The Martian, vaisseau spatial.

The Martian, vaisseau spatial.

Cette réception peut sembler paradoxale si l’on considère que les scénarios d’exploration humaine de Mars restent aujourd’hui de l’ordre de la fiction (le programme Constellation, dernier projet élaboré par la NASA en vue de cet objectif, a été officiellement abandonné par le président Obama en 2010). Dans un contexte de réduction des moyens des Etats et de mobilisation autour des enjeux écologiques, sans même parler des risques ou des obstacles techniques, il paraît très peu probable de pouvoir justifier les coûts énormes d’une mission vers Mars dans un avenir proche. Tout est réaliste dans le film de Ridley Scott – sauf le projet d’aller sur Mars.

La lecture de Seul sur Mars comme une anticipation réaliste peut s’interpréter comme un jeu d’autopersuasion à l’échelle de la société américaine, la poursuite d’un rêve éveillé par les moyens de la fiction étant la seule manière d’actualiser un objectif inatteignable. Mais cette vision ne tient pas compte du fait que la science-fiction a bel et bien installé les projets de la conquête spatiale dans l’espace social, contribuant à la réalisation effective du programme Apollo. Fiction et non-fiction, dans l’espace littéraire, sont des catégories figées qui délimitent des aires intangibles. Mais à l’échelle historique, il n’est pas rare de voir des récits changer de statut. La Bible, qui représentait jadis l’expression sacrée d’une vérité surhumaine, est aujourd’hui regardée comme une œuvre poétique en grande partie fictive.

Au sein même de la fiction, on peut rencontrer différents états narratifs. Alors que la science-fiction du premier vingtième siècle se caractérise par une fantaisie débridée, le thème de la conquête spatiale se manifeste dans des ouvrages documentaires (Willy Ley, Chesley Bonestell, The Conquest of Space, 1949) ou des fictions respectueuses de l’information scientifique (Destination Moon, George Pal, 1950), qui peuvent dès lors être lues comme des anticipations d’une réalité à venir. Le principal inspirateur du programme spatial américain, Wernher von Braun, consacre une énergie considérable à vulgariser ses projets dans les années 1950, dans le but avoué d’accélérer leur réalisation1.

S’il existe donc des passerelles qui relient fiction et histoire, en particulier dans un contexte évolutif ou programmatique, le réalisme du récit dépend de sa conformité avec l’information scientifique connue et de l’usage de codes narratifs issus ou imités de l’univers scientifique et technique. Héritier du genre du récit d’exploration, celui de la conquête spatiale, inauguré par Jules Verne avec De la Terre à la Lune (1865), se caractérise par une recherche de crédibilité et l’emprunt de nombreux marqueurs savants: débauche d’informations chiffrées, ou recours au dessin technique, dès La Femme dans la Lune de Fritz Lang (1929).
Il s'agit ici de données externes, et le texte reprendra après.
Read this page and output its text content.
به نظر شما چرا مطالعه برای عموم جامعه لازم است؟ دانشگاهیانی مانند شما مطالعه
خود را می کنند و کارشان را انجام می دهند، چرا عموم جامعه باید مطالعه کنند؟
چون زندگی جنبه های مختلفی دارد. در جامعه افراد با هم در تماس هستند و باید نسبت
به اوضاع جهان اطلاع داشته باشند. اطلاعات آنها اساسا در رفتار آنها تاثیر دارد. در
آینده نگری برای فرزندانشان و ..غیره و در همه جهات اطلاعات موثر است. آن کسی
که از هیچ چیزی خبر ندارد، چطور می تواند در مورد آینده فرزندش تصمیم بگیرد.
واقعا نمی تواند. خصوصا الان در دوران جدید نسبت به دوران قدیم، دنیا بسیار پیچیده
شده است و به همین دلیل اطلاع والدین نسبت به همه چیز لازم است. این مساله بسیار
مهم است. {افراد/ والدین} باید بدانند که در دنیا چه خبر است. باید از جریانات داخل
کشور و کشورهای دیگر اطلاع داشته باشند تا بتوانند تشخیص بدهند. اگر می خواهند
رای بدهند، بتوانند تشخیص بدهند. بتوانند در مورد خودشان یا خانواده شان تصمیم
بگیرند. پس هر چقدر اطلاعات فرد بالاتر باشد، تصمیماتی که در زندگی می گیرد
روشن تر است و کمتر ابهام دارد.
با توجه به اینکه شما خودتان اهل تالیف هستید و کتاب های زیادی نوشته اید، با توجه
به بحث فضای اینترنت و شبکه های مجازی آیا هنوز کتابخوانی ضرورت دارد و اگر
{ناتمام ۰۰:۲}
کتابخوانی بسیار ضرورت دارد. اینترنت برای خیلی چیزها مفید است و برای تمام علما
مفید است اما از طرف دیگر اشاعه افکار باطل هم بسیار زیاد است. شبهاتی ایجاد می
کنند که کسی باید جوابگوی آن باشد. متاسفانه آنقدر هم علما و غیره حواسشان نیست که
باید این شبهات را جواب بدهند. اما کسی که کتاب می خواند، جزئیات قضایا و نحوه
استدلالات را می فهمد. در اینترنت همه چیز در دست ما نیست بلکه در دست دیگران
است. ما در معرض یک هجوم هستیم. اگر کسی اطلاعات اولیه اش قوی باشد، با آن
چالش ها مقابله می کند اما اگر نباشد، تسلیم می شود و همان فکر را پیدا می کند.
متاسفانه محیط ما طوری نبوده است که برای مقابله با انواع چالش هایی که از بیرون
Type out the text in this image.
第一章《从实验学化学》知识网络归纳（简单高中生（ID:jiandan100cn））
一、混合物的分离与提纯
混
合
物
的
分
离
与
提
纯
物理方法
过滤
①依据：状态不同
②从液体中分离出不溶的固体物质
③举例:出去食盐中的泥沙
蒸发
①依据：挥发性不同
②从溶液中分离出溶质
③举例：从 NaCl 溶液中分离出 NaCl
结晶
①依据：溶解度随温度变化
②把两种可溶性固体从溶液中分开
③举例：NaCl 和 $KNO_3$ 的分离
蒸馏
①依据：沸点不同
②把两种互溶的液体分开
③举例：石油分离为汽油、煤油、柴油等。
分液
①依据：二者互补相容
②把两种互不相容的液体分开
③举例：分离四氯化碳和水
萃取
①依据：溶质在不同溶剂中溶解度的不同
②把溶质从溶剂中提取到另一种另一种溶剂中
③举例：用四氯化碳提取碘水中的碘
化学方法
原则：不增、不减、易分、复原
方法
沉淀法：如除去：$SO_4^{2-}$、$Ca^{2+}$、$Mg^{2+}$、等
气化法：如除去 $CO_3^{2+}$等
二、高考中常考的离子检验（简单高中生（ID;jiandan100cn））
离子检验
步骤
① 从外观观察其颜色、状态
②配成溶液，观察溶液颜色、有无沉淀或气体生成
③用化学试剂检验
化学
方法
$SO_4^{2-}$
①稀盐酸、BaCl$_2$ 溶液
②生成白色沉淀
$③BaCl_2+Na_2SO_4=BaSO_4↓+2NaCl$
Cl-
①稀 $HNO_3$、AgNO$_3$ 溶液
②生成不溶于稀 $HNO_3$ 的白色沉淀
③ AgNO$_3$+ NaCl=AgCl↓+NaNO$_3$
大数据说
Frau im Mond, Fritz Lang, 1929

Frau im Mond, Fritz Lang, 1929

Par rapport à cette veine réaliste, liée aux projets d’exploration lunaire, les récits martiens comportent dès l’origine un sérieux défaut. Incarnée dans La Guerre des mondes (1898) de Herbert George Wells par des êtres repoussants dotés d’une tête démesurée et de tentacules, l’existence d’une civilisation extraterrestre, quoique couramment admise par les spécialistes à la fin du XIXe siècle, ne peut s’appuyer sur aucune information descriptive.

Alvim Corréa, illustration de La Guerre des Mondes, 1906.

Alvim Corréa, illustration de La Guerre des Mondes, 1906.

Le problème posé par cette absence de référent se manifeste par exemple dans L’Astronomie populaire (1880) de Camille Flammarion. Dans le chapitre consacré à la planète Mars, où l’astronome décrit «un monde vivant, orné de paysages analogues à ceux qui nous charment dans la nature terrestre» et sur lequel «toute une race humaine habite actuellement, travaille, pense et médite comme nous», Flammarion résout la question de la figuration d’un monde strictement imaginaire par une pirouette audacieuse: la substitution à l’impossible représentation d’un paysage martien d’un aperçu du Colorado qui montre des Amérindiens environnés de cactus géants – scène dont le caractère exotique permet de suggérer l’environnement de la planète rouge sans trahir la vérité scientifique.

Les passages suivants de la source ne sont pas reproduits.